- Motto: Dulcis Pro Patria Labor (Labour for one’s country is sweet)

Profile
- Region: Scottish Lowlands
- District: Ayrshire
- Clan McKerrell no longer has a chief, and is an armigerous clan
- Historic seat: Hillhouse, Troon, Ayrshire
- Last Chief: Charles McKerrell, 15th Laird of Hillhouse

= Clan McKerrell =

Scottish clan

Clan McKerrell, also known as Clan MacKerrell, is Scottish clan. The clan is officially recognized by the Court of the Lord Lyon; however, as it does not currently have a chief recognized by the Lord Lyon King of Arms, it is considered an armigerous clan.

==History==
===Origins of the clan===

The surname is of ancient Celtic origin and there are several derivations of it. According to historian George Fraser Black, the Gaelic, Macfhearghil means son of Fearghal. According to O'Hart's Irish Pedigrees they are descended from one Lochlan MacCairhill Roidamna who was the future king of Ulster, but who fled to Scotland after being defeated in battle in the year 1095. The name is found in early times in Carrick, Scotland. Recherus MecMaccharil witnessed a charter by the Earl of Carrick during the reign of William the Lion. The name is also found as Carleton, which is a place name found around Kirkcudbrightshire, Wigtownshire and Ayrshire. In the records of Whithorn Priory it is recorded as Cairlitoun.

===15th to 16th centuries===

John Mckerrell, 1st Laird of Hillhouse was the grandson of Martin Mckerrell (born 1490). Martin was directly descended from Sir John Mckirel, who distinguished himself at the Battle of Otterburn in 1388, where he wounded and took prisoner Rouel de Percy, who was second in command of the English host.

===17th to 18th centuries===

John Mckerrell, 4th Laird of Hillhouse married Elizabeth, daughter of Robert Wallace who was the Bishop of the Isles in 1660. He also built a new mansion that replaced an older seat. John Mckerrell, 8th Laird of Hillhouse (born 1762) is credited with bringing the silk industry to Paisley, Renfrewshire. His fourth son was Colonel of the Paisley Volunteers, who were the first volunteer regiment to resist the threat of the French invasion of 1792. Colonel Mckerrell's son made a fortune in India and was Master of the Mint in Madras.

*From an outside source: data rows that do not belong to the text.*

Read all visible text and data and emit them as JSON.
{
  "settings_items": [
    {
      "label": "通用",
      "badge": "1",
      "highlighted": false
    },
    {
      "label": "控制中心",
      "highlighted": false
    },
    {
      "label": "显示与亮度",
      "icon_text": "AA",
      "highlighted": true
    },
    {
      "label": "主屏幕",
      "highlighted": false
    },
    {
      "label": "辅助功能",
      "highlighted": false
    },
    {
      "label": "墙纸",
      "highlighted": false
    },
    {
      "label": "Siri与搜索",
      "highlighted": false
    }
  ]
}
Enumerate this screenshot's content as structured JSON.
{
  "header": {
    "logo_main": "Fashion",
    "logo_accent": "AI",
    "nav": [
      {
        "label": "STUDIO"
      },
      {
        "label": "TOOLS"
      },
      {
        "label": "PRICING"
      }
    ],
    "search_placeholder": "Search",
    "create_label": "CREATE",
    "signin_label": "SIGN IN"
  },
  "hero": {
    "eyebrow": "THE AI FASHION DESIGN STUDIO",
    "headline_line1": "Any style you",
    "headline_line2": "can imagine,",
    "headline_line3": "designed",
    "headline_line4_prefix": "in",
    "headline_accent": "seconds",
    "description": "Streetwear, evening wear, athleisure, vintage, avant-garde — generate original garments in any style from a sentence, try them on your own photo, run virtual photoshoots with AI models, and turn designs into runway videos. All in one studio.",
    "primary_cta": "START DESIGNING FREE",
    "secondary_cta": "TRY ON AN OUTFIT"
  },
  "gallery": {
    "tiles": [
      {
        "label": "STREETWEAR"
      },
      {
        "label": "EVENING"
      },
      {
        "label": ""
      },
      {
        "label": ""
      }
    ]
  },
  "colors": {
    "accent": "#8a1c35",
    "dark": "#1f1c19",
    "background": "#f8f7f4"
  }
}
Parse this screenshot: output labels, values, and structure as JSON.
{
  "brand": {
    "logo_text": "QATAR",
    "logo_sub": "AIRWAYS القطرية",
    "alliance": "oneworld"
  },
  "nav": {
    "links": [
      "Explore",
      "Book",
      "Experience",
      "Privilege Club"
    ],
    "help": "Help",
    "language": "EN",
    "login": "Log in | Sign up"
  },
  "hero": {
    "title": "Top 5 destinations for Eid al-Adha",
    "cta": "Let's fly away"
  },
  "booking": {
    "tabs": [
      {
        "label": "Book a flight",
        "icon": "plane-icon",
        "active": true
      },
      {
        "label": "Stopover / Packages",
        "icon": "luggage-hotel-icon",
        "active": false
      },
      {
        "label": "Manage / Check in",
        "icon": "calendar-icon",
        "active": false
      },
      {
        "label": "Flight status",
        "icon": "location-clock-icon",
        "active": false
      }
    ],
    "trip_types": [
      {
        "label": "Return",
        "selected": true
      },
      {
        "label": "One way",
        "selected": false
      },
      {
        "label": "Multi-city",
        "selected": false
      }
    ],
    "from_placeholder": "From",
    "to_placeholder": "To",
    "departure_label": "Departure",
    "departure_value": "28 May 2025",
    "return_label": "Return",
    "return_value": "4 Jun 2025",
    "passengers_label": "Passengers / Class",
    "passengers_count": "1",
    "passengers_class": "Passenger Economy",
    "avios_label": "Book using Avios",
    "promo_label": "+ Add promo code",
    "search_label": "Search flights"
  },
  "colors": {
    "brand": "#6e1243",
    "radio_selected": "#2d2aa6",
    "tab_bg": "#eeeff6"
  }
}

===19th to 20th centuries===

In 1895, Robert Mckerrell, 13th Laird of Hillhouse sold his estates. He was a prison commissioner for Scotland and a member of the Royal Company of Archers, who are the monarch's body guard. In 1990, Charles Mckerrell, 15th Laird of Hillhouse, returned to the family lands and established his seat at Lochmaben.

==Castles==

- Hillhouse, which is about two miles north-east of Troon, Ayrshire was held by the MacKerrells from the sixteenth century or earlier. In 1839, Prince Louis-Napoléon Bonaparte, later the Emperor of France stayed at Hillhouse while attending the Eglinton Tournament of 1839. Hillhose was sold in 1895 to the Bentincks, Dukes of Portland, and the MacKerrells of Hillhouse now live in Lochmaben, Dumfries.